The Deepest Blue(67)
The woman began swimming up—there must be another cave, deeper but with air. Mayara doubted the stranger could hold her breath for as long as an oyster diver could. She waited just a bit until the woman surfaced and started moving away again. Mayara then followed, and her head soon popped out of the water.
She was in another cave with a ceiling covered in firemoss. It glowed as if the stars had been stuck between the stalactites. Gathering herself, she saw that the other woman was swimming for the cave’s shore. Mayara swam faster, reaching the shore first, scrambling onto the rocks, and drawing her glass knife.
The woman pulled herself out of the water and lay on the shore panting. She was mostly in shadows, and it was difficult to see her face. Her ribs were visible, pressing against her skin as she panted. “If you’re going to kill me with that, please wait until I’ve regained my breath.”
“I’m not going to kill you—not yet anyway,” Mayara said, hoping her voice belied her revulsion at the idea of killing another. With more conviction, she asked, “Why are you trying to kill us?” She expected the other woman to deny it.
But the woman didn’t. Instead, she said, “It was nothing personal.”
“My death is extremely personal.” Mayara gripped her knife, but the other woman didn’t make any move to go for a weapon. Mayara wasn’t sure what she’d do if the woman did. She’d never even punched anyone, much less used a knife against another person.
Glancing around, she saw that the other woman had set up a camp here.
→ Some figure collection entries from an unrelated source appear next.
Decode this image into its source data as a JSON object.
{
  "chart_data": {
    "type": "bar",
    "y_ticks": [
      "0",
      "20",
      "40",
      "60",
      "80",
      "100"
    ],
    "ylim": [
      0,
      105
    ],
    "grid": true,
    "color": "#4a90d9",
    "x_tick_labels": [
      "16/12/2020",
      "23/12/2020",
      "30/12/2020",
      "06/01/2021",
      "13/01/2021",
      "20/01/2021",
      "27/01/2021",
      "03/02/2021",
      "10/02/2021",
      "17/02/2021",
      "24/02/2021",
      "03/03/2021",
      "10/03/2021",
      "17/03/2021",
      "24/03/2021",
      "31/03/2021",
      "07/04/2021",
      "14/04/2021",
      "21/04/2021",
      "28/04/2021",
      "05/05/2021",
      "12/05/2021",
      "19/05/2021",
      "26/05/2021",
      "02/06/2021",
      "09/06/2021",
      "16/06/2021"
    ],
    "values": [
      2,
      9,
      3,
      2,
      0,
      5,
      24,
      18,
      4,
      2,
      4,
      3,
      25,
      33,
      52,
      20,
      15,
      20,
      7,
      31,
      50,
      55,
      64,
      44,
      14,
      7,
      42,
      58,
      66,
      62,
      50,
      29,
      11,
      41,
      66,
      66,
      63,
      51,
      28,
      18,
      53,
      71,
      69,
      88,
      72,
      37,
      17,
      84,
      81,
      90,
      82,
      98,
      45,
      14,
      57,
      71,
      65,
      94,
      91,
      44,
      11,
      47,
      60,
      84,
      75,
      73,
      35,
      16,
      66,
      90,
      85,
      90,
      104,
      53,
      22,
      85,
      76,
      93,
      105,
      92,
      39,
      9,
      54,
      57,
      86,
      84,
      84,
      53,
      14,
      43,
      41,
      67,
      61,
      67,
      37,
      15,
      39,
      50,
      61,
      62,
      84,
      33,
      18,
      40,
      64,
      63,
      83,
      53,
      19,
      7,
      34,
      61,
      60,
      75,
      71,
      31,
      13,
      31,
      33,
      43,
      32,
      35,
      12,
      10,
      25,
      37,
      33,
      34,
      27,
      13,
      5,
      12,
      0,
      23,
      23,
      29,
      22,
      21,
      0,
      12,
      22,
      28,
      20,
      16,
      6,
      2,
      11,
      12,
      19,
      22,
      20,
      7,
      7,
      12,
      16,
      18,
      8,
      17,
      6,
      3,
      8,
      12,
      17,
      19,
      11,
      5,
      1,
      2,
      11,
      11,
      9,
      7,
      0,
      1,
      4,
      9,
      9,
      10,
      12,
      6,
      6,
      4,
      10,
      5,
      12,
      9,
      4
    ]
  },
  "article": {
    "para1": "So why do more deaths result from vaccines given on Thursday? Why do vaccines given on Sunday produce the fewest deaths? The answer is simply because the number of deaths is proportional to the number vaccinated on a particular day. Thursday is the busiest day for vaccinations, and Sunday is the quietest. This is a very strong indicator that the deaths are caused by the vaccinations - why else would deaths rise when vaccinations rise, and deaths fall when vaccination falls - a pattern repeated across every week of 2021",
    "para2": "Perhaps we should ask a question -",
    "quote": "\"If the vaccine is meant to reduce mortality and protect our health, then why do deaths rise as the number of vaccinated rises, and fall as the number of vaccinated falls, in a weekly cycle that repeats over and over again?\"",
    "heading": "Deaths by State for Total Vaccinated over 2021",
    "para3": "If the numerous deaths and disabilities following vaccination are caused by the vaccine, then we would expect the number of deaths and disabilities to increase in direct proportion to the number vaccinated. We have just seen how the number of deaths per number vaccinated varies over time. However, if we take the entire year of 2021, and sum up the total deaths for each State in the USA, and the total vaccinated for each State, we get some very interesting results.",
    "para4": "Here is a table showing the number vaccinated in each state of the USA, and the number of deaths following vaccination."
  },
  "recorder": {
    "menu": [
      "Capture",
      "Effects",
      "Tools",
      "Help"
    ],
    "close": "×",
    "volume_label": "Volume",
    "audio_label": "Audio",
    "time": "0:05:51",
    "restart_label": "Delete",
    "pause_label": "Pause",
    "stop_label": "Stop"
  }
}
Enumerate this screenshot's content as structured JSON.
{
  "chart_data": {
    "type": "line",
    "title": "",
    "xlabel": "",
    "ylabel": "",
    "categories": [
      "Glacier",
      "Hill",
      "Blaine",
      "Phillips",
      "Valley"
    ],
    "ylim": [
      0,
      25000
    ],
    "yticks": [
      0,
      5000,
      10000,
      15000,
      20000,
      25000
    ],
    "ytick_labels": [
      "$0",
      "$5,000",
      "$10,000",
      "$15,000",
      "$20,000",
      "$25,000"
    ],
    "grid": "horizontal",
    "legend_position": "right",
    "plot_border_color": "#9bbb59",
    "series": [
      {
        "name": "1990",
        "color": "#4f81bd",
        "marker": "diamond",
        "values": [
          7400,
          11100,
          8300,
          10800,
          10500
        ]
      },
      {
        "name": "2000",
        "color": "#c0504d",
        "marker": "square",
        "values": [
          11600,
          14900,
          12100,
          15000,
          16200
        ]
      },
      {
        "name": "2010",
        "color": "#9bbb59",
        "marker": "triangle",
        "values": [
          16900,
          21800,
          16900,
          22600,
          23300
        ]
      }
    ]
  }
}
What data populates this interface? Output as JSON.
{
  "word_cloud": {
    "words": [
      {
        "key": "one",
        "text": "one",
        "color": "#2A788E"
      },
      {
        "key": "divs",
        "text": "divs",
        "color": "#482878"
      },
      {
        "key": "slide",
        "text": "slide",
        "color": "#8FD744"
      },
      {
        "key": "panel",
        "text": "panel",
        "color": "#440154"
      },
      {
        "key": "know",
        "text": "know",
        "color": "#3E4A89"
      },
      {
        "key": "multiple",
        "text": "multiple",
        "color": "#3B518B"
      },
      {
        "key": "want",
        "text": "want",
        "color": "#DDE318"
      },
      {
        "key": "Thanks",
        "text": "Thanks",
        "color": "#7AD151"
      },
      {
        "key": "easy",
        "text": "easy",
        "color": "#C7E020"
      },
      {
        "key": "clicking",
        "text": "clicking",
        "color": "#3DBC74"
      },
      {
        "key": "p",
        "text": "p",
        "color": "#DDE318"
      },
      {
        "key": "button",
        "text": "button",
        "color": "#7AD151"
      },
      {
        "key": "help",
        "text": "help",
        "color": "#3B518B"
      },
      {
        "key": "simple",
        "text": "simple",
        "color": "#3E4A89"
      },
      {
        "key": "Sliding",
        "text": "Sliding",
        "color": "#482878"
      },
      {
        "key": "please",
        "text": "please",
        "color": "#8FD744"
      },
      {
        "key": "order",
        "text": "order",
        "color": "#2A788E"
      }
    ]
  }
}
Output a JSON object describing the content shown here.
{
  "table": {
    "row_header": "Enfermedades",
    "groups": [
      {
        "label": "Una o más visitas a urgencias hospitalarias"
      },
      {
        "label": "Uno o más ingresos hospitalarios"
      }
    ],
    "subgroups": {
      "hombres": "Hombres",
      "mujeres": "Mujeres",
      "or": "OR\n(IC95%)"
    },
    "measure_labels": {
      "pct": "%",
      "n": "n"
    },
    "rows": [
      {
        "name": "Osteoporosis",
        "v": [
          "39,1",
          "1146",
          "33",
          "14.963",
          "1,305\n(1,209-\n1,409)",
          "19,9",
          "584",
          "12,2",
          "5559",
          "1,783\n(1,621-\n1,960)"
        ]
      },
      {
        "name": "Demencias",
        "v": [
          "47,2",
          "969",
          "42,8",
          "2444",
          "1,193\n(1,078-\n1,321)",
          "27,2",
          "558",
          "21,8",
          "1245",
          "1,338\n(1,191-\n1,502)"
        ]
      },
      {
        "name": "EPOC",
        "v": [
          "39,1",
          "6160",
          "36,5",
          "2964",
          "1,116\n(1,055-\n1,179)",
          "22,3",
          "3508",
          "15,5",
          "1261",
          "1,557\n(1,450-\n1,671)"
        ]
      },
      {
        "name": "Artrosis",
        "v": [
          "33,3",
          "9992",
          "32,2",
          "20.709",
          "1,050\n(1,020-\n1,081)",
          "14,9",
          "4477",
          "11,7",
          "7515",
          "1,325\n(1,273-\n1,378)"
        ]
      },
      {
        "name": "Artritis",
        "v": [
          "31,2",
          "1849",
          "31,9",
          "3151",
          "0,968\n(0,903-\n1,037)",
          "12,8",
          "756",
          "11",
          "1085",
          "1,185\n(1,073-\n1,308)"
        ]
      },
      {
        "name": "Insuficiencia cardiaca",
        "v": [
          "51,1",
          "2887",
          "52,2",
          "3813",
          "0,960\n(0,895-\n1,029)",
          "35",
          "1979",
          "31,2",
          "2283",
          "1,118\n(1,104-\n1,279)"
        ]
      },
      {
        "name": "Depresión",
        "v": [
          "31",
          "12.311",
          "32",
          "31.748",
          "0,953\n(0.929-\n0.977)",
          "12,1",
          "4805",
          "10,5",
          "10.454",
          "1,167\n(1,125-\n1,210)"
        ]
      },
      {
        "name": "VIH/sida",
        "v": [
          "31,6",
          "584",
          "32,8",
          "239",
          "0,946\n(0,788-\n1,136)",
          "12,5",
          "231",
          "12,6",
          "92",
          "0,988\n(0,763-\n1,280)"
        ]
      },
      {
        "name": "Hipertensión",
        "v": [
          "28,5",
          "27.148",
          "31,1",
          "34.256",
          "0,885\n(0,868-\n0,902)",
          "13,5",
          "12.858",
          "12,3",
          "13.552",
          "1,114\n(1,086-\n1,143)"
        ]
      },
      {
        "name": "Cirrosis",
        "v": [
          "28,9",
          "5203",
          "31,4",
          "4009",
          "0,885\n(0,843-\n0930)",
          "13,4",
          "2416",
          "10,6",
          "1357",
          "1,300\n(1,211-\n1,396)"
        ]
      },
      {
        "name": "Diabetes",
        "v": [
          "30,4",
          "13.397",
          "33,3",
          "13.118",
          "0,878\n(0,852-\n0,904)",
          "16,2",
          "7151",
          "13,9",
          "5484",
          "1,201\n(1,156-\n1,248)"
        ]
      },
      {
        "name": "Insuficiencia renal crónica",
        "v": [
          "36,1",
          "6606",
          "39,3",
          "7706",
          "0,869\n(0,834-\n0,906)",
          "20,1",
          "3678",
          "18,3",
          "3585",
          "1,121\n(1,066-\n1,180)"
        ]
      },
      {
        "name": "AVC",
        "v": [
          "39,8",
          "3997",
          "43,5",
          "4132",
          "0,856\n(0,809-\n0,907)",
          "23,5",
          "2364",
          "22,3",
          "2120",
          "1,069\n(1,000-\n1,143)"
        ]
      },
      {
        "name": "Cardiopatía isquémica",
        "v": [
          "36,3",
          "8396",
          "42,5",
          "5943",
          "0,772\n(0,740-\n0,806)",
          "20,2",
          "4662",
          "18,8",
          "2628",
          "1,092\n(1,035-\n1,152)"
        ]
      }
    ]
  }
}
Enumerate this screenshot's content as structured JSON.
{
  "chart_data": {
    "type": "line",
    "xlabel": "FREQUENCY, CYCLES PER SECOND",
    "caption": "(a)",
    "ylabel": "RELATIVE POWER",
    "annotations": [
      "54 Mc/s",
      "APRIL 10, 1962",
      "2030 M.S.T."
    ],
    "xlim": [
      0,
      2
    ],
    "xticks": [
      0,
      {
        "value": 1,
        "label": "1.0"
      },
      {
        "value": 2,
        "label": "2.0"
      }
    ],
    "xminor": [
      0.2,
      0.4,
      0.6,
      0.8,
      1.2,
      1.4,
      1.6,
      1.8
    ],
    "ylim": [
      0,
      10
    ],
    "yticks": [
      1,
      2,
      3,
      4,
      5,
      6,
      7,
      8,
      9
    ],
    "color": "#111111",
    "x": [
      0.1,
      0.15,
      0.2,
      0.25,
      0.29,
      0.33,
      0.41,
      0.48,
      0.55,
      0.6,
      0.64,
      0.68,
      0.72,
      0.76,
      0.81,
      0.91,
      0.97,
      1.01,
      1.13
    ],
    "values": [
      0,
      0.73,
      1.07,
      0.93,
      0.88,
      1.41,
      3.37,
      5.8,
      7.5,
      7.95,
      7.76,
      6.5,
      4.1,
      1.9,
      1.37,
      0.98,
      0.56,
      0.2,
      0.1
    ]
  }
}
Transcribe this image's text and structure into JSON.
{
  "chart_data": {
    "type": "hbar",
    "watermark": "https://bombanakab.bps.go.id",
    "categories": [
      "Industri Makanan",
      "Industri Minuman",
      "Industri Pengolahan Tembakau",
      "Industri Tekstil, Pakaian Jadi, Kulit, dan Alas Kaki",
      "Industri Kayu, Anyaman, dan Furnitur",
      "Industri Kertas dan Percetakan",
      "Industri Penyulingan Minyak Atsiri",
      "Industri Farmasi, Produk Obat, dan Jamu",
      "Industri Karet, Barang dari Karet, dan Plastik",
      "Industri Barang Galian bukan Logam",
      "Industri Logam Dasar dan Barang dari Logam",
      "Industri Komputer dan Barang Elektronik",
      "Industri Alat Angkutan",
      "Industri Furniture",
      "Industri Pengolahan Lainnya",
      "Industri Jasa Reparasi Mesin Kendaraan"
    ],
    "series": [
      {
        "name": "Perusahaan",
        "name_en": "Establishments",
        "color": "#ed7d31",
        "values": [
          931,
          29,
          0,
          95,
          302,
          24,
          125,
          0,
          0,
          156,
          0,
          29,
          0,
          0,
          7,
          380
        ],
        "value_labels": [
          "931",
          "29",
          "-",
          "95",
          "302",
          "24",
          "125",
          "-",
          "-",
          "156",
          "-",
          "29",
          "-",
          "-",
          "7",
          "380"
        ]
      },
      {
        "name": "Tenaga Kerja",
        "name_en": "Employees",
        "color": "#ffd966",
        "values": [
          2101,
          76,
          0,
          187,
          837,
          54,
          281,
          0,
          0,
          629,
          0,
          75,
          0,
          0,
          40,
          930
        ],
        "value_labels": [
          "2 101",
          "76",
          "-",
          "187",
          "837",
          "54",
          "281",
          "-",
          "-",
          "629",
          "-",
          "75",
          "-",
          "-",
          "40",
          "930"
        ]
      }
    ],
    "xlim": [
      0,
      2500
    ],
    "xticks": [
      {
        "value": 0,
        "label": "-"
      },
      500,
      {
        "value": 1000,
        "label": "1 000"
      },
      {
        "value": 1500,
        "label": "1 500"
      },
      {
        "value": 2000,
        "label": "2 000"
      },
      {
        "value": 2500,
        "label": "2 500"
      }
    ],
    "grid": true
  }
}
Or more accurately, a home. There were driftwood shelves that held rows of coconuts, an array of palm fronds in one corner, a pile of shells in another. She had a bed—a bed!—of leaves and even a stack of clothes. How long had she been here? And how had she survived the spirits? Mayara had thought she and Roe had done well with their little hole in the sea cliff, but this seemed . . . permanent. “Who are you? What do you want? Why did you set those traps?”
The other woman hadn’t moved. “My name is Lanei.”
“Why are you here? What do you want?”
Lanei didn’t answer her. Instead she said, “You’re lucky those spirits didn’t follow us here. If they’d found this cave, we’d both be dead.”
“Then I’d say you’re just as lucky. But I’m not sure you’re actually all that worried about the spirits.”
Lanei just lay there.
Mayara pressed harder. “Your traps nearly killed my friends. We’re supposed to be surviving the spirits, not each other. Why would you do this?”
“For the greater good,” Lanei said simply.
“No.”
“No? Just ‘no’?”
“You don’t murder innocent people for ‘good.’ Try again.”
“Then I did it for all the women and girls who wake up one morning and feel the spirits dancing on the waves and hear their thoughts and know if they tell anyone, horrors will befall them. I set the traps to end the test for all those future spirit sisters.”
“Still not a good excuse for murder,” Mayara said. “You’d better start making sense, or I will call those spirits and tell them where you are.”
“Then they’ll find you too,” Lanei said, shrugging, and propped herself up to sitting, and for the first time, Mayara got a good look at her. She had bronze, sun-beaten skin and black hair with fire-red streaks. She was wearing a tunic made of a black leathery hide that didn’t look like any animal Mayara had ever seen. Could it be a spirit hide? She was barefoot, and her feet were cracked and calloused. Her hair had been chopped just above her shoulders and was matted. She was thin, only muscles and bones, with the look of someone who never had enough food.
“How long have you been here?”
Lanei shrugged again. “I lost count of days. A week, a year, forever? Sometimes I think I have always been here.”
Mayara thought of the snares near her and Roe’s cave. Her first reaction had been to think they’d been laid a while ago, before their group of spirit sisters came to the island. She hadn’t imagined that the person who set them was still on Akena. “How did you get here?”
Lanei pried herself off the ground and stood.
Crouching, Mayara gripped her knife tighter, but Lanei made no move toward her. Instead she crossed the cave and plucked a mango off a pile. Sitting on a rock loosely shaped like a chair, she began peeling its skin with a sharpened sliver of stone. “Want a slice?” Lanei offered.
Mayara didn’t lower her knife. “Are you a Silent One?”
Lanei let out a humorless laugh. “Do I look or sound like one of those monsters? No, I’m just like you. Or I was.”
“You can’t be,” Mayara said. “The last group came a full year ago! How could you have survived here for that long? And why? The Silent Ones should have taken you home.”
“Like they took the others home? Oh, wait, they didn’t, because the others died.”
Mayara eyed the water. She knew the way back, if she had to flee. She couldn’t be sure the spirits weren’t still there, searching for them. “Did you kill them?”
“I haven’t killed anyone.”
“Your snares . . .”
“Failed. I spent months laying them, but you set free the only two people they caught. So you can stop waving that . . . is that supposed to be a knife? You can stop waving it around because I’ve never successfully murdered anyone,” she said with a tinge of bitterness.